Home Sweet Home - Kiran Bhushi's Terrace, Khel Gaon

Home Sweet Home – Kiran Bhushi’s Terrace, Khel Gaon

Home Sweet Home - Kiran Bhushi's Terrace, Khel Gaon

Season’s space.

[Text and photos by Mayank Austen Soofi]

There are many beautiful terraces in Delhi, but this one might be the most beautiful of all—at least at this time of the year. When semal trees are still in bloom, and that their red flowers set alight every surface they fall upon.

Kiran Bhushi’s second floor apartment lies right under the branches of a gigantic semal, in south Delhi’s Khel Gaon. And this evening the terrace is covered with semal’s pulpy flowers, dropping one after another.

“The other day one fell on my friend’s wrist, and she said it hurts,” mutters Ms Bhushi. Wearing a peach-coloured tussar silk sari, she has just returned from work. A sociology professor, she reigns alone in this house. Almost alone, one must say. For her apartment is unofficially shared by Maharani, a neighbourhood cat who often chooses to lounge for long hours in Ms Bhushi’s apartment. Right now the cat is helping herself to her meal bowl in the terrace corner. It is impossible to read Maharani’s mind, but her behaviour suggests that she doesn’t care much for all the semals scattered about her.

Ms Bhushi remarks that Rajrani, her part-time housekeeper, isn’t exactly fond of semal either. Her reasons are more practical, since she is in charge of cleaning the terrace. Besides, the flowers are slippery and you can fall and break a bone, warns Ms Bhushi. And the tree sheds a tad too many leaves.

The professor now sits down on one of the three iron chairs arranged around an iron table—all littered with the fallen semals. Maharani too settles nearby. The chairs are green, and remarkably similar to the green metallic chairs of the famous Luxembourg Gardens in Paris, which are actually so iconic that their exact replicas are sold on Amazon. Ms Bhushi has indeed extensively travelled in France, but the fact that her chairs are similar to those of a Paris garden is completely unintentional. “I picked them from a footpath stall in Saket, and painted them pea-green during the lockdown.”

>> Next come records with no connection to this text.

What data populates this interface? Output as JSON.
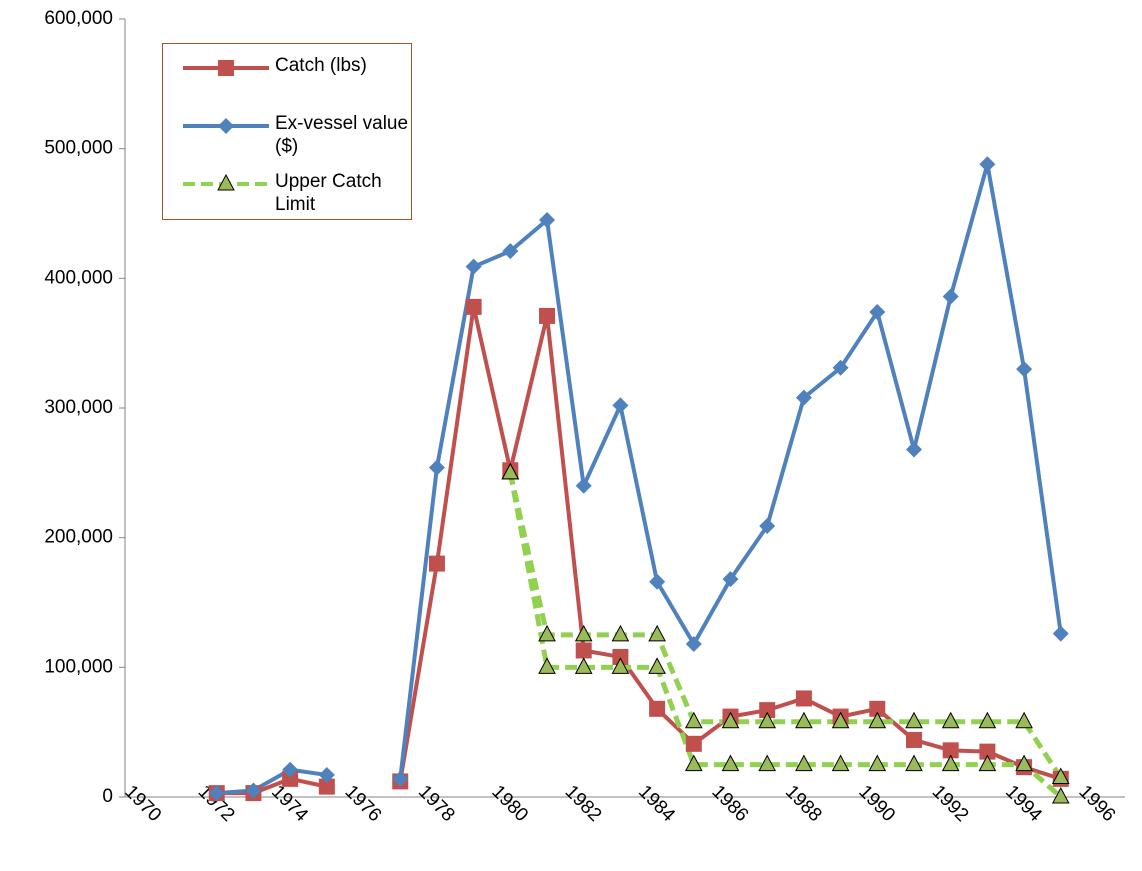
{
  "chart_data": {
    "type": "line",
    "x": [
      1972,
      1973,
      1974,
      1975,
      1976,
      1977,
      1978,
      1979,
      1980,
      1981,
      1982,
      1983,
      1984,
      1985,
      1986,
      1987,
      1988,
      1989,
      1990,
      1991,
      1992,
      1993,
      1994,
      1995
    ],
    "series": [
      {
        "name": "Catch (lbs)",
        "color": "#c0504d",
        "marker": "square",
        "values": [
          3000,
          3000,
          14000,
          8000,
          null,
          12000,
          180000,
          378000,
          252000,
          371000,
          113000,
          108000,
          68000,
          41000,
          62000,
          67000,
          76000,
          62000,
          68000,
          44000,
          36000,
          35000,
          23000,
          14000
        ]
      },
      {
        "name": "Ex-vessel value ($)",
        "color": "#4f81bd",
        "marker": "diamond",
        "values": [
          3000,
          5000,
          21000,
          17000,
          null,
          14000,
          254000,
          409000,
          421000,
          445000,
          240000,
          302000,
          166000,
          118000,
          168000,
          209000,
          308000,
          331000,
          374000,
          268000,
          386000,
          488000,
          330000,
          126000
        ]
      },
      {
        "name": "Upper Catch Limit",
        "color": "#92d050",
        "marker": "triangle",
        "dashed": true,
        "values": [
          null,
          null,
          null,
          null,
          null,
          null,
          null,
          null,
          250000,
          125000,
          125000,
          125000,
          125000,
          58000,
          58000,
          58000,
          58000,
          58000,
          58000,
          58000,
          58000,
          58000,
          58000,
          15000
        ]
      },
      {
        "color": "#92d050",
        "marker": "triangle",
        "dashed": true,
        "values": [
          null,
          null,
          null,
          null,
          null,
          null,
          null,
          null,
          250000,
          100000,
          100000,
          100000,
          100000,
          25000,
          25000,
          25000,
          25000,
          25000,
          25000,
          25000,
          25000,
          25000,
          25000,
          0
        ]
      }
    ],
    "xlim": [
      1969.5,
      1996.75
    ],
    "xticks": [
      1970,
      1972,
      1974,
      1976,
      1978,
      1980,
      1982,
      1984,
      1986,
      1988,
      1990,
      1992,
      1994,
      1996
    ],
    "ylim": [
      0,
      600000
    ],
    "yticks": [
      0,
      {
        "value": 100000,
        "label": "100,000"
      },
      {
        "value": 200000,
        "label": "200,000"
      },
      {
        "value": 300000,
        "label": "300,000"
      },
      {
        "value": 400000,
        "label": "400,000"
      },
      {
        "value": 500000,
        "label": "500,000"
      },
      {
        "value": 600000,
        "label": "600,000"
      }
    ],
    "legend": "top-left"
  }
}
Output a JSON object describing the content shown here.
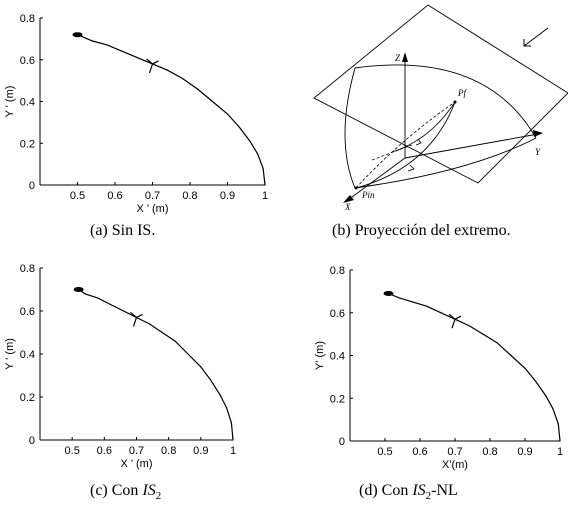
{
  "captions": {
    "a": "(a)  Sin IS.",
    "b": "(b)  Proyección del extremo.",
    "c_prefix": "(c)  Con ",
    "c_is": "IS",
    "c_sub": "2",
    "d_prefix": "(d)  Con ",
    "d_is": "IS",
    "d_sub": "2",
    "d_suffix": "-NL"
  },
  "diagram": {
    "labels": {
      "z": "Z",
      "y": "Y",
      "x": "X",
      "pf": "Pf",
      "pin": "Pin"
    }
  },
  "chart_data": [
    {
      "id": "a",
      "type": "line",
      "xlabel": "X ' (m)",
      "ylabel": "Y ' (m)",
      "xlim": [
        0.4,
        1.0
      ],
      "ylim": [
        0,
        0.8
      ],
      "xticks": [
        "0.5",
        "0.6",
        "0.7",
        "0.8",
        "0.9",
        "1"
      ],
      "yticks": [
        "0",
        "0.2",
        "0.4",
        "0.6",
        "0.8"
      ],
      "x": [
        1.0,
        0.995,
        0.98,
        0.96,
        0.93,
        0.9,
        0.86,
        0.82,
        0.78,
        0.74,
        0.7,
        0.66,
        0.62,
        0.58,
        0.54,
        0.5
      ],
      "y": [
        0.0,
        0.08,
        0.15,
        0.21,
        0.28,
        0.34,
        0.4,
        0.46,
        0.51,
        0.55,
        0.58,
        0.61,
        0.64,
        0.67,
        0.69,
        0.72
      ]
    },
    {
      "id": "c",
      "type": "line",
      "xlabel": "X ' (m)",
      "ylabel": "Y ' (m)",
      "xlim": [
        0.4,
        1.0
      ],
      "ylim": [
        0,
        0.8
      ],
      "xticks": [
        "0.5",
        "0.6",
        "0.7",
        "0.8",
        "0.9",
        "1"
      ],
      "yticks": [
        "0",
        "0.2",
        "0.4",
        "0.6",
        "0.8"
      ],
      "x": [
        1.0,
        0.995,
        0.98,
        0.96,
        0.93,
        0.9,
        0.86,
        0.82,
        0.78,
        0.74,
        0.7,
        0.66,
        0.62,
        0.58,
        0.54,
        0.52
      ],
      "y": [
        0.0,
        0.08,
        0.15,
        0.21,
        0.28,
        0.34,
        0.4,
        0.46,
        0.5,
        0.54,
        0.57,
        0.6,
        0.63,
        0.66,
        0.68,
        0.7
      ]
    },
    {
      "id": "d",
      "type": "line",
      "xlabel": "X'(m)",
      "ylabel": "Y' (m)",
      "xlim": [
        0.4,
        1.0
      ],
      "ylim": [
        0,
        0.8
      ],
      "xticks": [
        "0.5",
        "0.6",
        "0.7",
        "0.8",
        "0.9",
        "1"
      ],
      "yticks": [
        "0",
        "0.2",
        "0.4",
        "0.6",
        "0.8"
      ],
      "x": [
        1.0,
        0.995,
        0.98,
        0.96,
        0.93,
        0.9,
        0.86,
        0.82,
        0.78,
        0.74,
        0.7,
        0.66,
        0.62,
        0.58,
        0.54,
        0.51
      ],
      "y": [
        0.0,
        0.08,
        0.15,
        0.21,
        0.28,
        0.34,
        0.4,
        0.46,
        0.5,
        0.54,
        0.57,
        0.6,
        0.63,
        0.65,
        0.67,
        0.69
      ]
    }
  ]
}
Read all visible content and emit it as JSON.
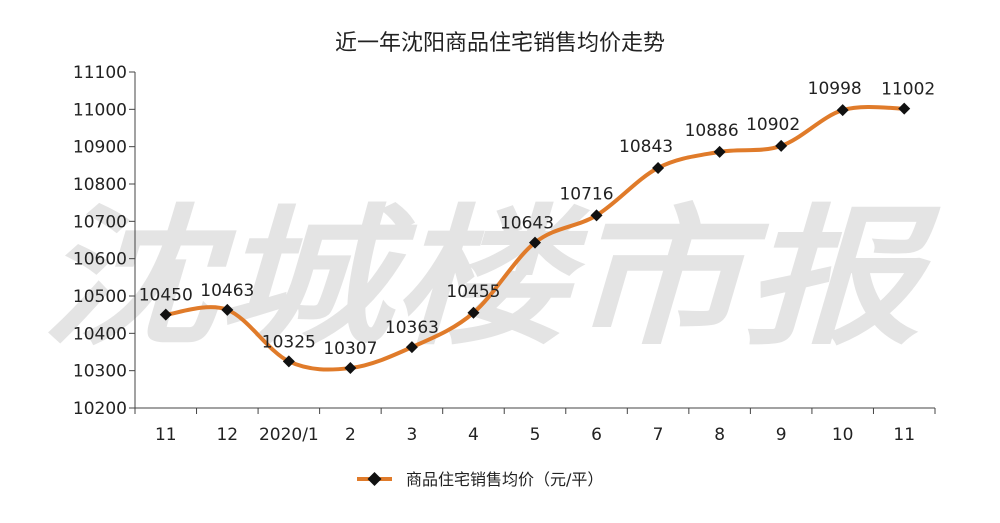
{
  "watermark": "沈城楼市报",
  "chart_data": {
    "type": "line",
    "title": "近一年沈阳商品住宅销售均价走势",
    "categories": [
      "11",
      "12",
      "2020/1",
      "2",
      "3",
      "4",
      "5",
      "6",
      "7",
      "8",
      "9",
      "10",
      "11"
    ],
    "series": [
      {
        "name": "商品住宅销售均价（元/平）",
        "values": [
          10450,
          10463,
          10325,
          10307,
          10363,
          10455,
          10643,
          10716,
          10843,
          10886,
          10902,
          10998,
          11002
        ],
        "color": "#e07b2a",
        "marker_color": "#111111"
      }
    ],
    "ylim": [
      10200,
      11100
    ],
    "yticks": [
      10200,
      10300,
      10400,
      10500,
      10600,
      10700,
      10800,
      10900,
      11000,
      11100
    ],
    "xlabel": "",
    "ylabel": "",
    "grid": false,
    "legend": "bottom",
    "smooth": true
  }
}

As the semals continue to fall about her, one naturally wonders if the terrace will still be beautiful once their season ends.

It will then have beauty of another kind, Ms Bhushi says. The terrace will have more colours—the yellow of the sunflowers, the saffron shade of nasturtiums, the pink of the bougainvillaeas and the white of petunias. “Most white flowers come out in summer, and bloom at night, and then my terrace will be full of perfumes. I will sit down here in the darkness and watch moths sitting on these flowers… Jasmines will be blooming soon, too. Champas will also come.”

And these semals will then not be missed.